La vie reprend quand même son bonhomme de chemin et Léonce optera finalement pour conserver le métier de son père, abandonnant au passage son rêve de conduire des locomotives. L’ouvrage s’achève sur une postface qui rappelle la paysannerie à travers les siècles, puis sur une monographie de Brignon, le village de Léonce Chaleil par Max Chaleil, son fils né le 16 mai 1937, devenu lui-même éditeur et écrivain, qui a recueilli les souvenirs de son père.

Eléments biographiques :
Né le 10 novembre 1907 dans la commune de Brignon, dans le Gard, petite commune de 500 habitants en bordure du Gardon, Léonce Chaleil naît dans une famille paysanne. Aîné d’une famille de quatre enfants dont deux mourront en bas âge de la grippe espagnole. Il vit son enfance dans la campagne gardoise puis son service militaire au 15ème régiment du train. Marié, ayant un fils âgé de 2 ans, il est mobilisé comme chauffeur de véhicule, ce qui lui évite le front des jours maudits de 1940 en Lorraine. Son deuxième fils naît en 1947, son père meurt le 8 janvier 1952 et lui-même décède le 5 novembre 2001 quelques jours avant son 94e anniversaire.

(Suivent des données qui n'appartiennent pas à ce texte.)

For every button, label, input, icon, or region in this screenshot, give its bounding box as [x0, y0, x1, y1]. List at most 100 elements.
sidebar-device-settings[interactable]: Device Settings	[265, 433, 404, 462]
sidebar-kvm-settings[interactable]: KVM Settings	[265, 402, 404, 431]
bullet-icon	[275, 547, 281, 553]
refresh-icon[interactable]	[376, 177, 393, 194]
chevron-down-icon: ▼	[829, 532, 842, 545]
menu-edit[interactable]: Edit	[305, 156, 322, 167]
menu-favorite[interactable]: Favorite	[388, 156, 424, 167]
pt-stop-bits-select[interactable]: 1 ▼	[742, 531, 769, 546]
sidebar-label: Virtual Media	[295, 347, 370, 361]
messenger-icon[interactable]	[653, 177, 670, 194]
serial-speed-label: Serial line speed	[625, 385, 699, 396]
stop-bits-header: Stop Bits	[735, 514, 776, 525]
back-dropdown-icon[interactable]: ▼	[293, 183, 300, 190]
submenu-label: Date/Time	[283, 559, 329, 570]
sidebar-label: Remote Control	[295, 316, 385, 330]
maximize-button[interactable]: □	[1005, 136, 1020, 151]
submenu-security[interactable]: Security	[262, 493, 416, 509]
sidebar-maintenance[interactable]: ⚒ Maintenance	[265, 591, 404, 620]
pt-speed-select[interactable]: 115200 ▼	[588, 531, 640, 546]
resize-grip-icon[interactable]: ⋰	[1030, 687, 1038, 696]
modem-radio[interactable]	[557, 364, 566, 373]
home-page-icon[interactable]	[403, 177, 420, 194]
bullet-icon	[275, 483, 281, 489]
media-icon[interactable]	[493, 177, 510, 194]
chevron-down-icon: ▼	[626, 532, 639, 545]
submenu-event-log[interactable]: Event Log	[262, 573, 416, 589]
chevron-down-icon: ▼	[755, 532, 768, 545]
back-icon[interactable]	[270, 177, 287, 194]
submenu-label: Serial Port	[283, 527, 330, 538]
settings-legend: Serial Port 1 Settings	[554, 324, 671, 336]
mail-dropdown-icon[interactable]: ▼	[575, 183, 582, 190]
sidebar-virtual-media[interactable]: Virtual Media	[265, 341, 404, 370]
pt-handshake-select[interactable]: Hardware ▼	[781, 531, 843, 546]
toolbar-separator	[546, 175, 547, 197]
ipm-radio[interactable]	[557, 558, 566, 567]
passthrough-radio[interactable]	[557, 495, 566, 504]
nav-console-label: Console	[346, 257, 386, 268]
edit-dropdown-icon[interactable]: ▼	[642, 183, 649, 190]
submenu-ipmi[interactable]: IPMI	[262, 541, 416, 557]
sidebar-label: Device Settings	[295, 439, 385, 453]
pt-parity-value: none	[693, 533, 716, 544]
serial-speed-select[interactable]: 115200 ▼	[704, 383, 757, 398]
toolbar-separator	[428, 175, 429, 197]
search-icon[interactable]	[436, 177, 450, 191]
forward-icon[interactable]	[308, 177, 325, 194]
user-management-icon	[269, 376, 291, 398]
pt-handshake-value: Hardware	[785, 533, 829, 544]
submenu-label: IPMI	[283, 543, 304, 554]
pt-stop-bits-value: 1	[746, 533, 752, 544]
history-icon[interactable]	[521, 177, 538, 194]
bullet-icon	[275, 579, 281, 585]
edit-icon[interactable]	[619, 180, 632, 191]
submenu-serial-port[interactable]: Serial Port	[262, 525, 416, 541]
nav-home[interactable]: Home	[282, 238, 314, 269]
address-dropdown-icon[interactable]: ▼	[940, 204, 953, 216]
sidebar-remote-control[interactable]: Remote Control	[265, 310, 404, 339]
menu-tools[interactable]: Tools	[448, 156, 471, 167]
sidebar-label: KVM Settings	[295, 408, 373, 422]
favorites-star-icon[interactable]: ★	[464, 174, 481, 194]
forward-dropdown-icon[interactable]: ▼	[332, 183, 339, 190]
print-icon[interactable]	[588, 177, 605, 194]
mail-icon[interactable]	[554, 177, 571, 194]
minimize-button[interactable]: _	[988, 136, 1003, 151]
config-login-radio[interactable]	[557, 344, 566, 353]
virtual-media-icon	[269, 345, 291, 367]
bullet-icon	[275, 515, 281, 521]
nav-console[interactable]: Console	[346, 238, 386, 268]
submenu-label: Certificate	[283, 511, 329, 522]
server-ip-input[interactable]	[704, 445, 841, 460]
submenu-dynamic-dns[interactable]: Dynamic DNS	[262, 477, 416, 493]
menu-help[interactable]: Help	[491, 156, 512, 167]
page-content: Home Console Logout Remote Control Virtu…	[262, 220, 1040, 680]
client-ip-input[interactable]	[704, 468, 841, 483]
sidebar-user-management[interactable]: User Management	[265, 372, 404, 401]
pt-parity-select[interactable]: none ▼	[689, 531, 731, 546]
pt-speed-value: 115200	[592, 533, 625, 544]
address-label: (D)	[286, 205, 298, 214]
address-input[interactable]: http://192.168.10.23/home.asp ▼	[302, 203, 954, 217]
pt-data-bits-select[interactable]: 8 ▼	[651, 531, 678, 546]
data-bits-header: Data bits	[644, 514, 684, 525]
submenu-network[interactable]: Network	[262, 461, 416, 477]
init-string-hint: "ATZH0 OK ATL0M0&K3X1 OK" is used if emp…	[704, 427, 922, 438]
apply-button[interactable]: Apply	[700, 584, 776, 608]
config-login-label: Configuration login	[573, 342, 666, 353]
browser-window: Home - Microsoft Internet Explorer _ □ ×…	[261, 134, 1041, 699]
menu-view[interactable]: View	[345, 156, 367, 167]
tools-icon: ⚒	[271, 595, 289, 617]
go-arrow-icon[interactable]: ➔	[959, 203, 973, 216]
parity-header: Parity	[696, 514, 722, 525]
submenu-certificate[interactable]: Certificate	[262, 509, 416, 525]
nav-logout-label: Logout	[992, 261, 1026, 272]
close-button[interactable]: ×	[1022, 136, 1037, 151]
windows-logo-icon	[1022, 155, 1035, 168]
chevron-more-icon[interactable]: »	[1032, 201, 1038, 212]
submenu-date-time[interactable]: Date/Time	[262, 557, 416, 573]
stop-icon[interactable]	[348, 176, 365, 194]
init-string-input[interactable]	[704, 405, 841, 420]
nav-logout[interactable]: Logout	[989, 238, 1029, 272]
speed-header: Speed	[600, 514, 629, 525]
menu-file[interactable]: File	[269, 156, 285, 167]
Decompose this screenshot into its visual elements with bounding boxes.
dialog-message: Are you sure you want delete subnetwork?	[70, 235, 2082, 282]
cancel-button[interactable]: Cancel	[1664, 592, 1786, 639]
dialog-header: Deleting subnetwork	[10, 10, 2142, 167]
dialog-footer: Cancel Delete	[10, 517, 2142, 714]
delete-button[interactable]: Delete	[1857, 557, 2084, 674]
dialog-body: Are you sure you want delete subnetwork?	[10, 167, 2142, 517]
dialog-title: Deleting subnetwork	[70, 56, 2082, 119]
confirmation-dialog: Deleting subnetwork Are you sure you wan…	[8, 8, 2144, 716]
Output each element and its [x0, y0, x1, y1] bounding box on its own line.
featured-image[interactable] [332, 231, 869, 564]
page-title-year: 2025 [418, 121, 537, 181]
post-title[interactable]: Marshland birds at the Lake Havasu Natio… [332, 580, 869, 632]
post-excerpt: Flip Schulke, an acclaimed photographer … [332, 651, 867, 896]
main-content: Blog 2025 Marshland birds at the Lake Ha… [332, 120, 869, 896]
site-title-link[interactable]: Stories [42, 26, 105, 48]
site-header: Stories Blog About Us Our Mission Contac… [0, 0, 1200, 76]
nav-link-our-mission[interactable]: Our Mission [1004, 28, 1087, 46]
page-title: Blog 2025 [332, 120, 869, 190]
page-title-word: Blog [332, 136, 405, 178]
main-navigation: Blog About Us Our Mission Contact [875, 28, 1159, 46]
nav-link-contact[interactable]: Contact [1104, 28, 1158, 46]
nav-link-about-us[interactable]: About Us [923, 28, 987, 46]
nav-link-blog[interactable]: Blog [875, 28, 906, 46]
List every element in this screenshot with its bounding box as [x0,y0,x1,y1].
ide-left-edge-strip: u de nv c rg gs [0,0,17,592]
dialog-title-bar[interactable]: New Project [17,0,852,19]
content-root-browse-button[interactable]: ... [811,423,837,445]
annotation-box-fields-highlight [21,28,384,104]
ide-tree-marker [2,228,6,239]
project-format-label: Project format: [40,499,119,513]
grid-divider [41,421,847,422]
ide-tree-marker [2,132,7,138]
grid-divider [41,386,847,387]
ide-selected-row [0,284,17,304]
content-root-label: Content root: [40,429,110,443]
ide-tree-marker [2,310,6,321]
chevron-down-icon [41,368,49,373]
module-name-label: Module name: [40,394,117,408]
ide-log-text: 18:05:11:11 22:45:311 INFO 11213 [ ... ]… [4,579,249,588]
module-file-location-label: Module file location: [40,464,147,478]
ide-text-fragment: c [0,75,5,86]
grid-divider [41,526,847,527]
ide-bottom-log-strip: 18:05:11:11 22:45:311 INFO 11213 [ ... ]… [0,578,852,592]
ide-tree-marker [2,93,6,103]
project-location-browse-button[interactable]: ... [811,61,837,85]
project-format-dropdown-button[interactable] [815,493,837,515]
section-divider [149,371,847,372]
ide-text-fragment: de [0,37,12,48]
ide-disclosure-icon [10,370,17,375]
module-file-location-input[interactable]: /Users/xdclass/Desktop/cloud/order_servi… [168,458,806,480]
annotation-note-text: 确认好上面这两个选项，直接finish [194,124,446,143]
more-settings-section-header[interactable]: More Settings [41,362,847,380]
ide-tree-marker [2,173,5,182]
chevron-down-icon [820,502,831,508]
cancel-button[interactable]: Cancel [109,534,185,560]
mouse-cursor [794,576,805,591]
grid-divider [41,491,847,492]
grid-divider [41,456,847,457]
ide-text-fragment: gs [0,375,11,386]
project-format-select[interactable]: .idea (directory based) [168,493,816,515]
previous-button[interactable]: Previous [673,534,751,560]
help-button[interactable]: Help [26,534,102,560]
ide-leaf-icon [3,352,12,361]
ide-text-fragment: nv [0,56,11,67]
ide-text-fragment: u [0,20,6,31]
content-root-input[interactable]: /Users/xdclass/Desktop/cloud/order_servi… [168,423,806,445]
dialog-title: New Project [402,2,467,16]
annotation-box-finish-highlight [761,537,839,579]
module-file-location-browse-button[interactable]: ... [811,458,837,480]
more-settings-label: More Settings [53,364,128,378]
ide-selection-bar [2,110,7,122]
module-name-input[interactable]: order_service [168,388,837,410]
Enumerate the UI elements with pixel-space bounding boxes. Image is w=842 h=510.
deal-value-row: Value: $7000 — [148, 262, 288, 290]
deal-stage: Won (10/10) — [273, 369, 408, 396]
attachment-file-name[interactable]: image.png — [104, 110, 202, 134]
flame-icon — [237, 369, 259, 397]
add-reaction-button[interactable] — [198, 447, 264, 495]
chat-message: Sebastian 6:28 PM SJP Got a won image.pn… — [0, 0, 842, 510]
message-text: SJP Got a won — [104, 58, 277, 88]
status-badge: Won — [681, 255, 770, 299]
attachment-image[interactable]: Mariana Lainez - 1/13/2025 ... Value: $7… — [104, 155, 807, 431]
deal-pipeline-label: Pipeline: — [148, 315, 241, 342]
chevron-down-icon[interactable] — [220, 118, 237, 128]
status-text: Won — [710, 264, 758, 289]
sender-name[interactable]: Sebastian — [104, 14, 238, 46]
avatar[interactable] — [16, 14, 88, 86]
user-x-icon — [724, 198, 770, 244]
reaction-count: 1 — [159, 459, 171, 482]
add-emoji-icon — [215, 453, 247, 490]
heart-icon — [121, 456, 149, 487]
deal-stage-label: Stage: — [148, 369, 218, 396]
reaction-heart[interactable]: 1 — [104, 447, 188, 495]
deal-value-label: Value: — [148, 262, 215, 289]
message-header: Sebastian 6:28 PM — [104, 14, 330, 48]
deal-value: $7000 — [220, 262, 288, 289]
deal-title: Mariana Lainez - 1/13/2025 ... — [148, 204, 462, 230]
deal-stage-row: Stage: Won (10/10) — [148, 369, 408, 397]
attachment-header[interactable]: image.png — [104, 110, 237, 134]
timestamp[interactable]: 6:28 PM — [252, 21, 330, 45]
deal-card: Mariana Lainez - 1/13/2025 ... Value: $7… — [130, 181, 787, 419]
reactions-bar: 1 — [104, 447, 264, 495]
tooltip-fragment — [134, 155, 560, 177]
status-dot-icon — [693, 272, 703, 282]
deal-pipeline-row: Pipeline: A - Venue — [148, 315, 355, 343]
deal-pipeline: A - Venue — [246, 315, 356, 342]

Commentaires sur l’ouvrage :
Le témoignage de Léonce Chaleil sur la Grande Guerre ne représente que quelques pages (175 à 199) d’un enfant qui voit, de 7 à 13 ans, son foyer comme son village souffrir à la guerre. Son père, gazé et blessé s’en sortira semble-t-il sans trop de séquelle, nourrissant toutefois un certain antimilitarisme, mais sa mère perdra deux enfants en bas-âge. Aussi, l’intérêt de l’ouvrage réside dans les quelques pages qui permettent d’appréhender le témoignage de l’enfant d’un village de l’arrière-pays nîmois pendant les années de guerre. Léonce Chaleil décrit bien sa famille prise dans la tourmente, l’absence du père, le sacrifice de la mère, le drame des privations et de l’épidémie, mais aussi la vie scolaire et religieuse. La mort frappe çà et là : Il dit : « Les gendarmes, d’abord avertis, allaient prévenir le maire ; et c’est lui qui annonçait la triste nouvelle à la famille. (…) Les femmes quettaient pour savoir où irait le maire. C’était terrible cette attente et ce soulagement égoïste quand on le voyait se diriger d’un autre côté » (p. 177). C’est dans cette ambiance qu’il vit sa vie d’enfant et d’adolescent. Au final, ses souvenirs révèlent un témoin opportun et digne d’intérêt, y compris sur la sociologie paysanne des années 1900 à 1970 et la profonde transformation de cet espace.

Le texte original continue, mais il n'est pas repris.